Oldphone Not Anymore

Oldphone – Not Anymore. [REVIEW]

Growing up in a small beach town meant spending a whole lot of time smoking weed in a parked car by the bay. I remember being seventeen and riding in the backseat of a friend’s car as we pulled up to watch the sunset over the ocean, the smell of the sea mingling with the sweetness of the smoke. On those nights, there was almost always an eclectic playlist shuffling through tracks by emo synthpoppers like Hellogoodbye and angsty Man Overboard songs; the perfect soundtrack for some teenage South Jersey ennui.

You could have slipped any song from Oldphone’s debut album, Not Anymore., into those playlists and it would have fit right in. The endearing DIY synths, honest heartfelt lyrics, and pop sensibilities on this release are essentially a distillation of all my favorite music as a teenager.

That’s not to say the release is immature or outdated. Not Anymore. taps into a very specific nostalgia that’s bound to resonate with former scene kids like myself, but what’s truly gripping is the way it approaches this nostalgia. It’s not cheaply cashing in on beloved old sounds or rehashing juvenilia – no, the album genuinely feels like it’s tapping into buried emotions and bringing them into a new light.

Immediately, the album transported me back to those adolescent days, and I realized that deep down, everything I felt in high school was still lurking somewhere inside me, for better or for worse. Not Anymore. is about the hidden emotions that linger within us for years, and about the process of unearthing those feelings so that you can move forward with your life.

Gregory Johnson, the musician behind Oldphone, explained in a statement that the album is “all about the things I don’t want to do anymore.” It’s an interesting subversion of nostalgia – oftentimes, media that plays into nostalgia paints the past in a rosy tint and chooses to revel in the positives and ignore the negatives. Here, Johnson does the opposite, using the sounds of the past to reconstruct their own brighter future.
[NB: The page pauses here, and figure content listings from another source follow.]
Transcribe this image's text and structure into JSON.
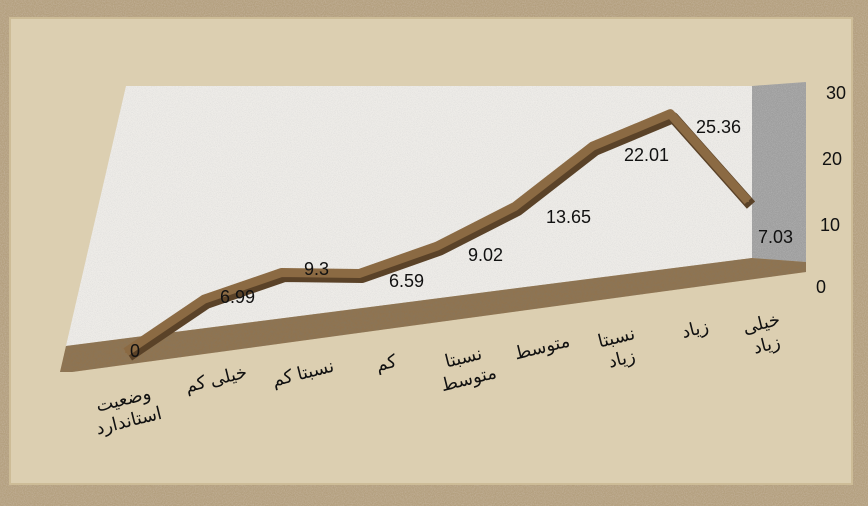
{
  "chart_data": {
    "type": "line",
    "categories": [
      "وضعیت\nاستاندارد",
      "خیلی کم",
      "نسبتا کم",
      "کم",
      "نسبتا\nمتوسط",
      "متوسط",
      "نسبتا\nزیاد",
      "زیاد",
      "خیلی\nزیاد"
    ],
    "values": [
      0,
      6.99,
      9.3,
      6.59,
      9.02,
      13.65,
      22.01,
      25.36,
      7.03
    ],
    "data_labels": [
      "0",
      "6.99",
      "9.3",
      "6.59",
      "9.02",
      "13.65",
      "22.01",
      "25.36",
      "7.03"
    ],
    "ylim": [
      0,
      30
    ],
    "yticks": [
      "0",
      "10",
      "20",
      "30"
    ],
    "colors": {
      "line": "#8b6a43",
      "frame": "#d8c9a8",
      "wall": "#eceae6",
      "floor": "#8f7350"
    }
  }
}
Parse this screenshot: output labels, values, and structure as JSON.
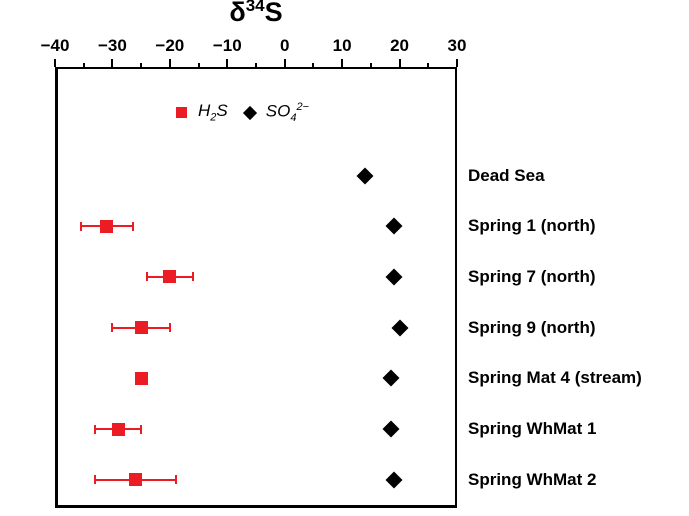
{
  "title": {
    "base": "δ",
    "sup": "34",
    "rest": "S"
  },
  "legend": {
    "h2s": {
      "base": "H",
      "sub": "2",
      "rest": "S"
    },
    "so4": {
      "base": "SO",
      "sub": "4",
      "sup": "2−"
    }
  },
  "colors": {
    "h2s": "#ec1c24",
    "so4": "#000000",
    "axis": "#000000",
    "background": "#ffffff"
  },
  "chart_data": {
    "type": "scatter",
    "title": "δ³⁴S",
    "xlabel": "",
    "ylabel": "",
    "xlim": [
      -40,
      30
    ],
    "x_major_step": 10,
    "x_minor_step": 5,
    "x_tick_labels": [
      "−40",
      "−30",
      "−20",
      "−10",
      "0",
      "10",
      "20",
      "30"
    ],
    "grid": false,
    "legend_position": "top-inside",
    "categories": [
      "Dead Sea",
      "Spring 1 (north)",
      "Spring 7 (north)",
      "Spring 9 (north)",
      "Spring Mat 4 (stream)",
      "Spring WhMat 1",
      "Spring WhMat 2"
    ],
    "series": [
      {
        "name": "H₂S",
        "marker": "square",
        "color": "#ec1c24",
        "values": [
          null,
          -31,
          -20,
          -25,
          -25,
          -29,
          -26
        ],
        "errors": [
          null,
          4.5,
          4,
          5,
          0,
          4,
          7
        ]
      },
      {
        "name": "SO₄²⁻",
        "marker": "diamond",
        "color": "#000000",
        "values": [
          14,
          19,
          19,
          20,
          18.5,
          18.5,
          19
        ],
        "errors": [
          null,
          null,
          null,
          null,
          null,
          null,
          null
        ]
      }
    ]
  }
}
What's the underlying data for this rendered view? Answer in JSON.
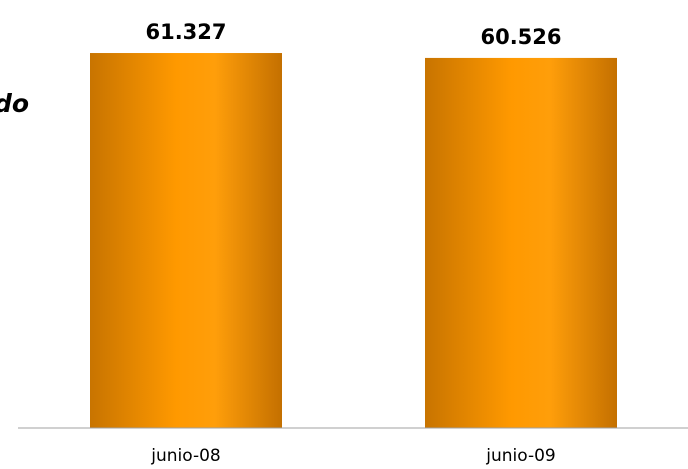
{
  "clipped_text": "do",
  "chart_data": {
    "type": "bar",
    "categories": [
      "junio-08",
      "junio-09"
    ],
    "values": [
      61327,
      60526
    ],
    "data_labels": [
      "61.327",
      "60.526"
    ],
    "ylim": [
      0,
      70000
    ],
    "grid": false,
    "bar_color": "#FF9900",
    "bar_edge_color": "#C87400",
    "axis_color": "#A0A0A0"
  }
}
The entire release is awash with a certain playfulness – the overall aesthetic is this blend of hyperpop and emo (a combination Johnson dubs HyperEmo), bringing an interesting dynamic of artificiality and raw honesty to its sound. Vulnerable lines like “Please say you love me, it’ll all be okay” are delivered with layers and layers of modulation, creating a dissonance between showcasing scary emotions while also burying it under a sonic mask. Sometimes, that’s the only way you can be real, right? In a way, the vocal effects make it all the more honest.

The various effects on the vocals heighten the emotions and give them an almost melodramatic theatricality – but the analog sounds of emo guitars and gentle drumming help keep everything grounded. On “Restless,” we hear a robotic vibrato on backing vocals paired with a more ethereal vocal track, all blending with shimmering guitars. This distinct combination of sounds washes over the listener with a dreamy warmth.

Another standout is “Concrete,” featuring Superdestroyer. About half of the songs on this album are under two minutes, with this track being just under a minute and thirty seconds. It injects concentrated emotion into a short runtime, opening with a deceptively delicate guitar before speeding up the beat and introducing the brutal repeating line, “I was trying to destroy myself and honestly, I think that I did.

Of course, it’s also worth noting that Oldphone is a master of the infectious hook. “Aries Szn,” featuring Sam Nazz and Eichlers, is the best kind of earworm – that chorus of “Oooh, I’ll never change my attitude, catch me if you can, an Aries with a master plan” is bound to lodge itself into your mind.  

The final trio of tracks are reflective and perfectly wrap up the album. “broken brain” describes the shift that takes place when you start taking antidepressants and the way it can recolor your entire life up until that point. The final track is a declaration of change, fittingly titled “Not anymore.”

But the most revelatory moment in the album comes on the penultimate track, “Mood: nothing matters.” For the first time, the vocal track is free of any sort of electronic effects, and Johnson muses: “Every time in my life where I think I’m doing better in some degrees, I regress in some others. But after all these years, I’m starting to think that this might be what life is – we live, we learn, we grow, and we forget.” Right after, the guitar speeds up and an off-kilter keyboard chimes in, as if the instruments themselves are freaking out and responding directly to that truth.